Gurney no dijo nada. Y continuó sin decir nada durante los diecisiete minutos siguientes, que fue lo que tardaron en recorrer el trecho desde el embalse hasta Walnut Crossing, y en subir desde la carretera por el sinuoso camino y el sendero de grava hasta llegar a su estanque, a sus prados, a su granja.
Sentado frente a la casa, en el GTO ronroneante, Gurney era consciente de que tenía que decir algo, y quería que fuera una declaración nada ambigua.

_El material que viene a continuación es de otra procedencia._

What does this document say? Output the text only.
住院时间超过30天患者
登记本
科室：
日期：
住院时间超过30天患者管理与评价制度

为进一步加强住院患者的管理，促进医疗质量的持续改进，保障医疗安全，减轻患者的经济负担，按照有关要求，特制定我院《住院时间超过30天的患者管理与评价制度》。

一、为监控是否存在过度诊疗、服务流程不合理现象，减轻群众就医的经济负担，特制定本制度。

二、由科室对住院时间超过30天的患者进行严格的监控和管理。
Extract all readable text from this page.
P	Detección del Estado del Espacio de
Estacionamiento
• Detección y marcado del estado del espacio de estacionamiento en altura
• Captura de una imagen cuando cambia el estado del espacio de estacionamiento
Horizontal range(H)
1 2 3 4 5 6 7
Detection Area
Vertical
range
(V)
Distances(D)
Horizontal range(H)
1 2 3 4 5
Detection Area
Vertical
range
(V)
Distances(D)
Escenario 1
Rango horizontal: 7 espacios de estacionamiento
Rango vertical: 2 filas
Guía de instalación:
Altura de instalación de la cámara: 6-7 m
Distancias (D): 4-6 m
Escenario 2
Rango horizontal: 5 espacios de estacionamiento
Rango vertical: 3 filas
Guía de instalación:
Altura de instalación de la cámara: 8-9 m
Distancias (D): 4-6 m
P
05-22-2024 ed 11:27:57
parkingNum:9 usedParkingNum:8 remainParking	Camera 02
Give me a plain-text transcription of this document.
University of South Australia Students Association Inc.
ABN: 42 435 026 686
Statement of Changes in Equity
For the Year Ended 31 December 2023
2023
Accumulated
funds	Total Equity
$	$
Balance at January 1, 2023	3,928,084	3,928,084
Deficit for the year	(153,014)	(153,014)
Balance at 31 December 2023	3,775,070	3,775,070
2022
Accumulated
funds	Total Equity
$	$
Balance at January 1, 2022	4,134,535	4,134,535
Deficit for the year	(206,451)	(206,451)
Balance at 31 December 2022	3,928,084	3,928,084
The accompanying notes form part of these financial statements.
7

—Jack, tengo la sensación de que vamos por caminos distintos en este proyecto.
Por su gesto, se diría que Hardwick sintió un gusto agrio en la boca.
—¿En qué sentido?
—Tú no paras de empujarme hacia los problemas de investigación viciada, los defectos procesales, etcétera.
—En eso consisten las apelaciones.
—Lo comprendo. Ya llegaré a ese punto. Pero no puedo empezar por ahí.
—Pero si Mick Klemper…
—Ya lo sé, Jack. Si tú puedes demostrar que el investigador jefe del caso dejó de lado una línea de investigación porque…
—Porque se estaba follando a una posible sospechosa, podríamos conseguir que la condena fuera revocada ya solo con eso. ¡Bingo! ¿Qué tiene de malo?
—Nada. El problema es cómo se supone que voy a llegar desde aquí hasta allí.
—Un primer paso inteligente sería mantener una charla con la despampanante Alyssa, hacerse una idea de con quién nos las vemos, de los puntos de presión que podrían ayudarnos a ponerla de nuestro lado, de los ángulos que…
—¿Lo ves? A eso me refiero exactamente cuando digo que vamos por caminos distintos.
—¿De qué coño estás hablando?
—Para mí, esa charla podría ser un paso inteligente en décimo o undécimo lugar. No en primer lugar.
—¡Joder! Estás exagerando un poquito, ¿no?
Gurney echó un vistazo por la ventanilla del coche. Sobre la cumbre, más allá del estanque, un halcón volaba lentamente en círculos.
—Aparte de lograr que Kay Spalter pueda estampar su firma al pie del testamento, ¿qué se supone que voy a aportar yo a esta historia?
—Ya te lo he dicho.
—Vuelve a decírmelo.
—Tú formas parte del equipo estratégico. De la potencia de fuego. De la solución definitiva.
—¿Simplemente?
—¿Qué tiene de malo?
—Si quieres que colabore, has de dejar que sea a mi manera.
—¿Quién cojones eres tú…, el puto Frank Sinatra?
—No te puedo ayudar si pretendes que dé el décimo paso antes que el primero.
Hardwick dejó escapar un suspiro malhumorado que parecía de rendición.
—Muy bien. ¿Qué quieres hacer?
—Necesito empezar por el principio. En Long Falls. En el cementerio. En el edificio donde se apostó el tirador. Tengo que examinar el sitio donde sucedió. Tengo que verlo.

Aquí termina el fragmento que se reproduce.